Depuis le 13 mai, la Nouvelle-Calédonie traverse une crise sociale de grande ampleur, dont les conséquences se feront ressentir encore longtemps. Si certains ont pris la décision de quitter le Caillou, d’autres souhaitent reconstruire. Rencontre avec ceux qui font le pari de l’avenir en Calédonie.
Jérôme Roumagne est un jeune réalisateur bien connu des Calédoniens. Sa famille est sur le territoire depuis cinq générations. « J’ai toujours vécu ici, si ce n’est pour mes études pour lesquelles je suis parti huit ans », explique-t-il. S’il n’a pas connu les Évènements, il en a néanmoins beaucoup entendu parler de la part de ses parents et grands-parents. Depuis un mois, il est passé par toutes les émotions : l’inquiétude, la déception, et aussi la colère, admet-il. Il est aussi conscient des impacts qu’aura cette crise sur son secteur professionnel, des impacts déjà visibles. D’ici la fin de l’année, il devait travailler sur trois projets : l’un est reporté, et les deux autres sont annulés. Sans compter les conséquences à long terme : « j’étais en train de construire un gros projet prévu pour l’année prochaine, explique-t-il. Trouver de l’argent pour un projet culturel calédonien était déjà compliqué, mais dans le contexte actuel, cette difficulté s’accroît encore davantage ».
« Je me suis souvenu que la Nouvelle-Calédonie
est le seul endroit de la planète
où je me sens chez moi »
La question se pose alors : pourquoi rester, alors que les perspectives d’avenir dans son domaine sont compromises ? « Comme tout le monde, je suis passé par plusieurs phases, souligne-t-il. L’idée de partir m’a traversé l’esprit, mais je me suis souvenu que la Nouvelle-Calédonie est le seul endroit de la planète où je me sens chez moi. C’est un peu comme quand un membre de ta famille a un problème et que c’est le moment de l’aider.
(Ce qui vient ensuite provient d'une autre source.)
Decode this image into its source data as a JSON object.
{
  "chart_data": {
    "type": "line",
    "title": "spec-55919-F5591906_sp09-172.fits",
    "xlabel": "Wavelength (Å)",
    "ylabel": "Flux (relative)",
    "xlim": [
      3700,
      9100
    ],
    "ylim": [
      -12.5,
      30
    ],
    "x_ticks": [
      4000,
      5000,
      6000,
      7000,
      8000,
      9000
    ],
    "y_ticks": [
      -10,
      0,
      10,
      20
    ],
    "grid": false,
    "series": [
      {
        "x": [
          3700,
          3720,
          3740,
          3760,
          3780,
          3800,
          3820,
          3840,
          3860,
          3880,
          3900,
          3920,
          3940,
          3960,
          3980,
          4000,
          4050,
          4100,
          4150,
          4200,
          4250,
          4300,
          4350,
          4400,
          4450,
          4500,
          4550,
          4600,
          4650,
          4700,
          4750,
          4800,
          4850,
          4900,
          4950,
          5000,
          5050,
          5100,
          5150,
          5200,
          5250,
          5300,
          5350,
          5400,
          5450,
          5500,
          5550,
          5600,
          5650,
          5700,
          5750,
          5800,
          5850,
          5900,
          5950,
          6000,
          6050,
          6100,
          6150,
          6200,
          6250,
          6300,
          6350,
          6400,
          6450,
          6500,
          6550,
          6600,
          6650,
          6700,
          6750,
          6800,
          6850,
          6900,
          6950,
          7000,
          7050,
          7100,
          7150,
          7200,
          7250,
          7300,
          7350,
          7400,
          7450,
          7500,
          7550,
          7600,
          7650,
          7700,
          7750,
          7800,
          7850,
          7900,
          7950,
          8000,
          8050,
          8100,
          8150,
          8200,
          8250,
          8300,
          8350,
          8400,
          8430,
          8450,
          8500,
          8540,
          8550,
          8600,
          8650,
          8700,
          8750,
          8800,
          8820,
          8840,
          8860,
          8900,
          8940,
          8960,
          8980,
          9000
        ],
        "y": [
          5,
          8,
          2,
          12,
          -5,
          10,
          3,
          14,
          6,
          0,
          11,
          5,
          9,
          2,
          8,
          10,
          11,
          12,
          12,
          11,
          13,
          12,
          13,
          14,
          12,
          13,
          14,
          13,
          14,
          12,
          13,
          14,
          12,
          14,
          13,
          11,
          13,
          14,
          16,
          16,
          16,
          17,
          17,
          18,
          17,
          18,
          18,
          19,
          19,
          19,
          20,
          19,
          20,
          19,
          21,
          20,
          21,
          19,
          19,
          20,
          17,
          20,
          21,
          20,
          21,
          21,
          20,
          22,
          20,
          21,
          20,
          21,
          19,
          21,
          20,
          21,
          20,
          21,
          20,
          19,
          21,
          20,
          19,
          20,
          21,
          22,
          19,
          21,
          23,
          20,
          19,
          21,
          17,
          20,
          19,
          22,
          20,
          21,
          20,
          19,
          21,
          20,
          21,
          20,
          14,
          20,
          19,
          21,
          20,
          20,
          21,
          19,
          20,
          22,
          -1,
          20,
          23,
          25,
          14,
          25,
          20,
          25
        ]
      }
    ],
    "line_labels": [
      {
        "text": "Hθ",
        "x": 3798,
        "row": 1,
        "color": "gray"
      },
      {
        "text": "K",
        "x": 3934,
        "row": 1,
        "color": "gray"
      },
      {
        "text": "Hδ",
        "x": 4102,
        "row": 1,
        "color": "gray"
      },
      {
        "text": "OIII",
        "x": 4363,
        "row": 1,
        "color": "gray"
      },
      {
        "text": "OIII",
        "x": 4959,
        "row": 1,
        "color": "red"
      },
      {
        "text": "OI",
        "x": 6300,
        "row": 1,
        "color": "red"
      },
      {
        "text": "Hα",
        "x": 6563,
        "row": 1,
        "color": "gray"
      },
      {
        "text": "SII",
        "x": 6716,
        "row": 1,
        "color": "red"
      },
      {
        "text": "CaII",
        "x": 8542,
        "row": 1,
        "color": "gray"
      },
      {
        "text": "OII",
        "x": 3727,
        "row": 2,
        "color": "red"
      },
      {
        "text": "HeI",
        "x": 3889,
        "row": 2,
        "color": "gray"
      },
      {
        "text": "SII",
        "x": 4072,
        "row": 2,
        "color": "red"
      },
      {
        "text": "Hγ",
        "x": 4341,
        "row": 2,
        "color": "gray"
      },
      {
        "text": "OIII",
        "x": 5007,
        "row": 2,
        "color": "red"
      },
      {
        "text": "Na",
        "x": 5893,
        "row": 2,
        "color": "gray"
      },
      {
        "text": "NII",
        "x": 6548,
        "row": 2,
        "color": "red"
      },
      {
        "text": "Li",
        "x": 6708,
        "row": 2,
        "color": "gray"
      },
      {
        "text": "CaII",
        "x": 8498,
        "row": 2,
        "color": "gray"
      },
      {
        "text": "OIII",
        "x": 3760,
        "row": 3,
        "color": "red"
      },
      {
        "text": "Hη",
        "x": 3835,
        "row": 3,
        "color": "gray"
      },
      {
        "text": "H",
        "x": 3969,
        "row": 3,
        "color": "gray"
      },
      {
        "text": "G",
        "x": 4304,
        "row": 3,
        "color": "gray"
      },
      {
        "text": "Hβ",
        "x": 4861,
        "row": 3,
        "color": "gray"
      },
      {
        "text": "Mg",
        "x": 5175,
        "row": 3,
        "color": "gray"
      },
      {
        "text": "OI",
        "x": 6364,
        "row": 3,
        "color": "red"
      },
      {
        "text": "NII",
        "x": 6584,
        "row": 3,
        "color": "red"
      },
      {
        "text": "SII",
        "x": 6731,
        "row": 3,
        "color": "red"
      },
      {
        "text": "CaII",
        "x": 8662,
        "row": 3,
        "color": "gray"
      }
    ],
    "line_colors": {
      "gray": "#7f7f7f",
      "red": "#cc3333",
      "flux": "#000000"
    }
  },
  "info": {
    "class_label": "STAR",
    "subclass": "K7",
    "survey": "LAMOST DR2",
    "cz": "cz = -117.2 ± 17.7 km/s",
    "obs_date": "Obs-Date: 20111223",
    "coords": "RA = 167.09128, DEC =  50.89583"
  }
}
S’il y a bien un moment où on ne peut pas se permettre de quitter le navire… En plus, j’ai un métier où j’ai l’opportunité de porter la voix de certaines personnes qu’on n’entend pas, ou montrer certaines choses qu’on ne voit pas. C’est le moment où il faut utiliser son art pour redonner de l’espoir aux gens et participer à cette reconstruction qui va être colossale. On aura besoin de tout le monde, tout corps de métier confondu, pour aider cette reconstruction qui va être longue ».